The Capabilities (or lack thereof)

The Silverlight runtime for supported Nokia devices is based on Silverlight 2 with some limitations, hence why VS 2008 and Blend 2 are the tools supported.

JavaScript is largely not supported.  Pure XAML is OK.  So it’s Silverlight 2 style XAML+.NET apps to go 🙂

The documentation details the media limitations but here are a few major points.

  • Media is played through the Nokia Nseries digital music player for A/V playback and progressive download.  Adaptive streaming requires IIS Smooth Streaming.
  • Video needs to be MP4 H.264 – Baseline Profile (with some specific limitations)
  • Audio needs to be MP4 AAC-LC (including HE-AAC)
  • Full-screen requires the MediaElement to be the only element sized to the screen.
  • OpenFileDialog is customized for the Nokia devices for finding/selecting media files, taking pictures, etc.

These media features are not supported:

  • HTTP traditional streaming

  • Server-side playlists

  • Client-side playlists

  • Built-in VCR controls

  • Multiple MediaElement controls in one plug-in

  • MediaElement control used as content within another Silverlight control

  • Markers

  • Video overlay

  • Transparency

  • Digital Rights Management (DRM)

  • Alpha blending

  • Rotation and skewing of videos (RotateTransform and SkewTransform)

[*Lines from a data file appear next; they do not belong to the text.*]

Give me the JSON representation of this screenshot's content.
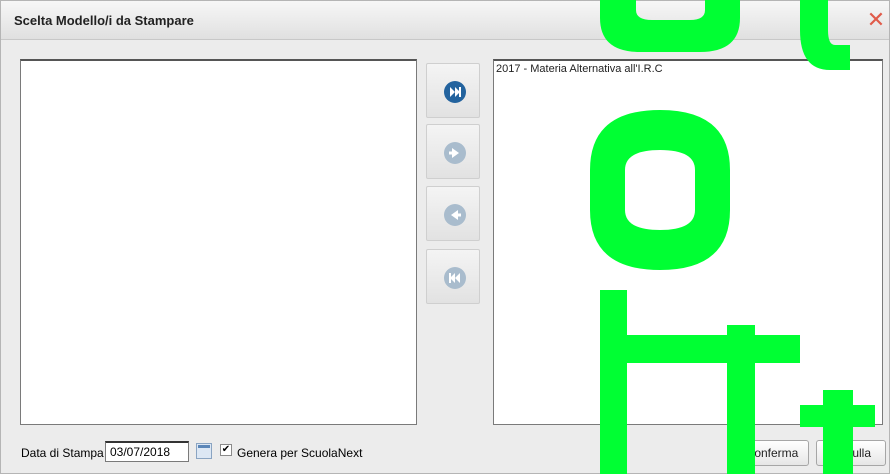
{
  "dialog": {
    "title": "Scelta Modello/i da Stampare",
    "close_glyph": "✕"
  },
  "lists": {
    "available": [],
    "selected": [
      "2017 - Materia Alternativa all'I.R.C"
    ]
  },
  "move_buttons": [
    {
      "icon": "move-all-right-icon",
      "enabled": true
    },
    {
      "icon": "move-right-icon",
      "enabled": false
    },
    {
      "icon": "move-left-icon",
      "enabled": false
    },
    {
      "icon": "move-all-left-icon",
      "enabled": false
    }
  ],
  "footer": {
    "date_label": "Data di Stampa",
    "date_value": "03/07/2018",
    "checkbox_checked": true,
    "checkbox_label": "Genera per ScuolaNext",
    "confirm_label": "Conferma",
    "cancel_label": "Annulla"
  },
  "colors": {
    "active_icon": "#1f5c96",
    "disabled_icon": "#9fb2c4",
    "close": "#e05b4a",
    "watermark": "#00ff33"
  }
}
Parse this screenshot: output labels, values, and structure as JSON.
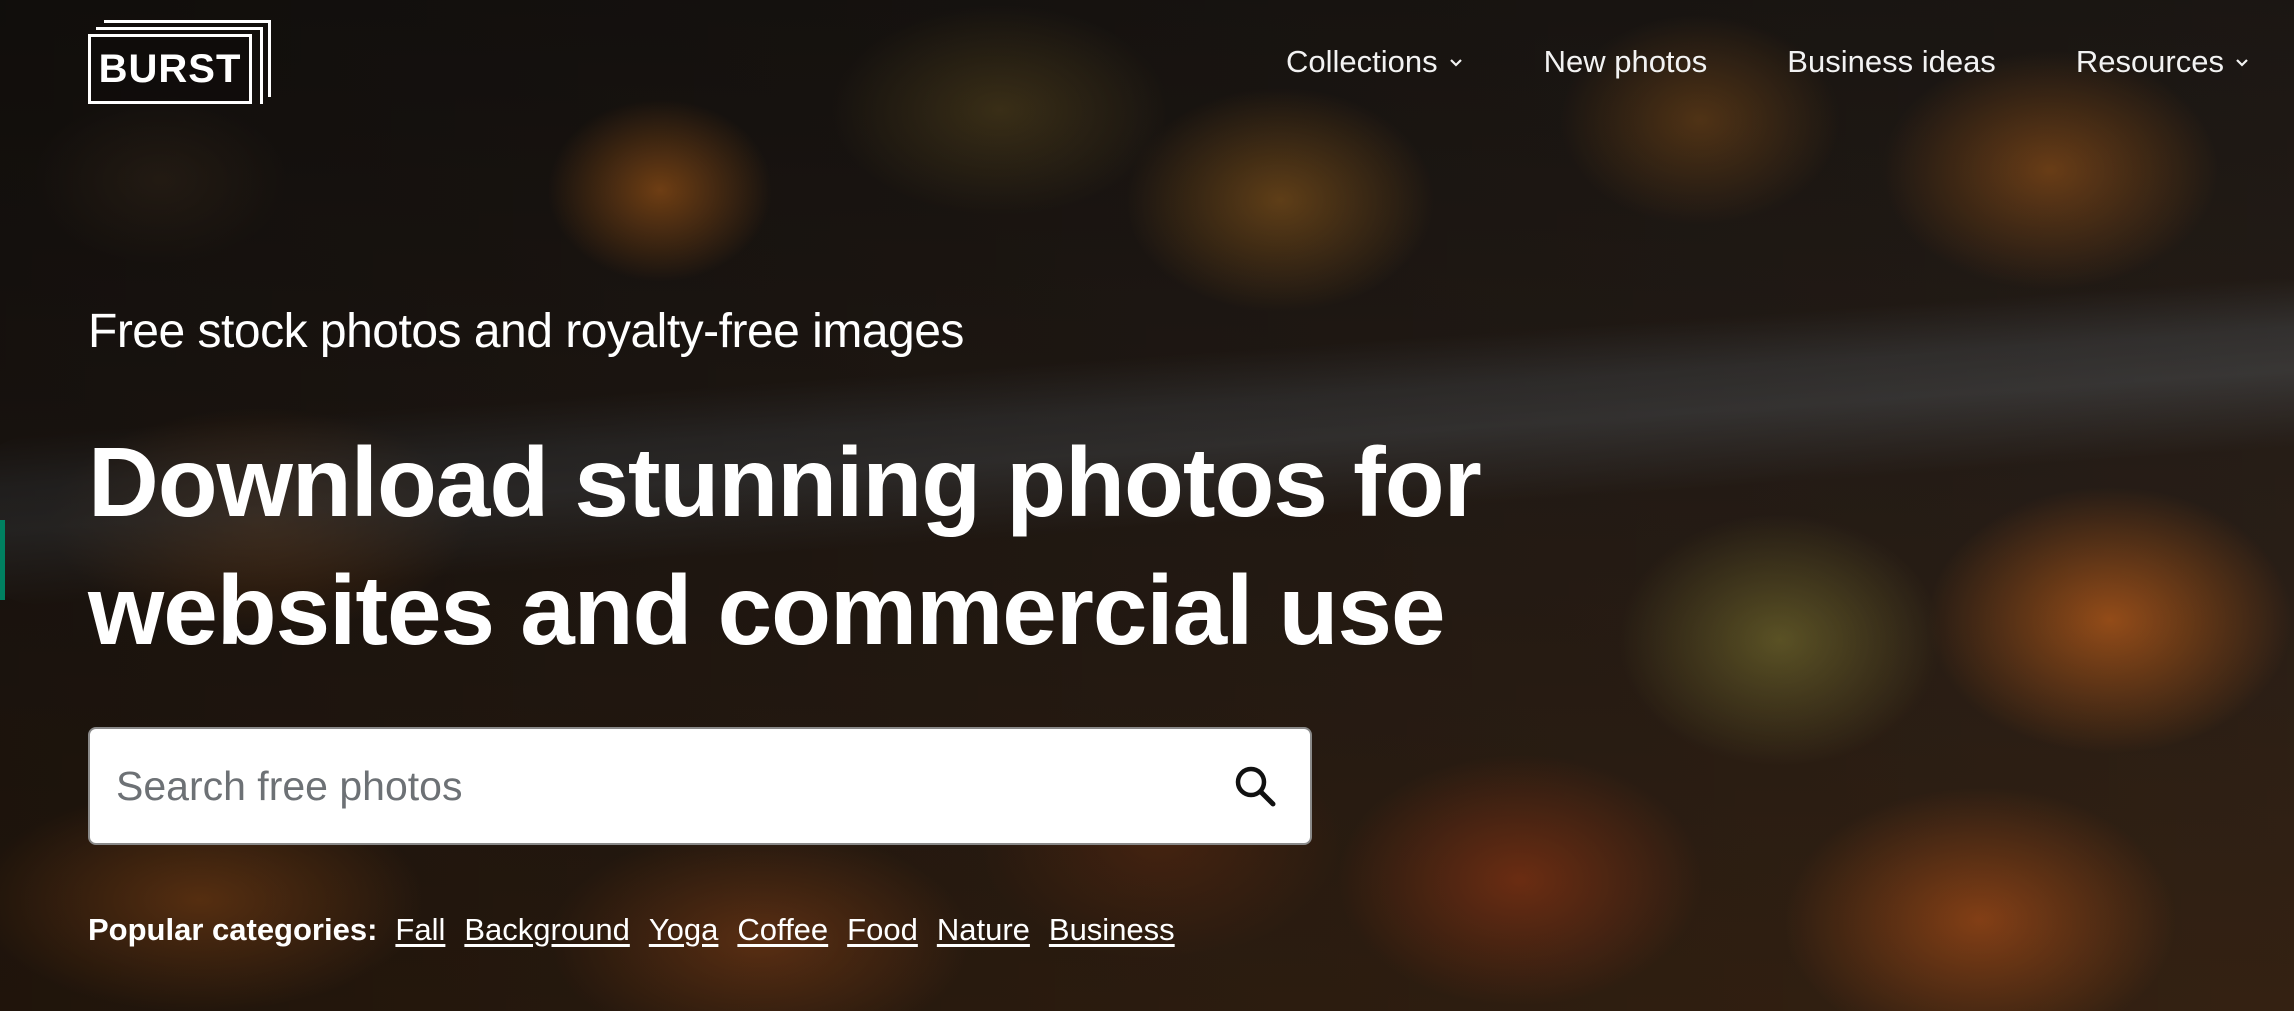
{
  "brand": {
    "logo_text": "BURST"
  },
  "nav": {
    "items": [
      {
        "label": "Collections",
        "dropdown": true
      },
      {
        "label": "New photos",
        "dropdown": false
      },
      {
        "label": "Business ideas",
        "dropdown": false
      },
      {
        "label": "Resources",
        "dropdown": true
      }
    ]
  },
  "hero": {
    "tagline": "Free stock photos and royalty-free images",
    "headline_line1": "Download stunning photos for",
    "headline_line2": "websites and commercial use"
  },
  "search": {
    "placeholder": "Search free photos",
    "value": "",
    "icon": "search-icon"
  },
  "popular": {
    "label": "Popular categories:",
    "categories": [
      "Fall",
      "Background",
      "Yoga",
      "Coffee",
      "Food",
      "Nature",
      "Business"
    ]
  },
  "colors": {
    "accent": "#008060",
    "text": "#ffffff",
    "search_bg": "#ffffff"
  }
}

  • Some members of MediaElement (see "MediaElement Support" later in this topic)

  • VideoBrush element

These Silverlight features/technologies are not supported:

  • Cryptography

  • Deep Zoom

  • Dynamic language runtime (DLR)

  • Digital Rights Management (DRM)

  • Expression trees

  • HTML DOM bridge

  • JavaScript programmability

  • LINQ to SQL

  • Localization of Silverlight resources

  • Reflection

  • Sockets

  • Visual Basic

  • Windows Communication Foundation (WCF)

A few other plug-in related features not supported:

  • ThreadPool

  • Multiple plug-ins on one page

  • Dynamic plug-in xap-file source

  • Silverlight plug-in object

  • Custom Request/Response Headers

  • Silverlight plug-in access from JavaScript

  • Updating HTML DOM Values Through Managed Code

  • No Timeout Error if Network Goes Down

The following Silverlight 2 technologies are supported. However, some features may not be supported, or behavior may be different because of platform differences.

  • Silverlight 2 class library – no VB, WCF, ADO.NET Data Services, JSON, various controls, Polling Duplex, Syndication Classes, XML Utils, Reflection, Sockets, etc…

  • Media – see above

  • Controls – no Silverlight SDK controls (just the runtime ones) plus no support for ComboBox or MultiScaleImage; some runtime controls may not be suitable for the devices

  • Input – support for min/full QWERTY on-screen keyboard, but no T9

  • Isolated storage – fixed at 1MB per application and user must manually remove files after cleanup with no UI provided; read only access flag not supported

  • Fonts – only device (TrueType) fonts available, but can embed fonts resources (if licensed of course)

  • Graphics – No VideoBrush

  • Networking – basically limited to HttpWebRequest and WebClient – check recommended use of Dispose for large downloads

You can view the Silverlight privacy policy here and try Bing and HSN Silverlight applications on your Nokia phone.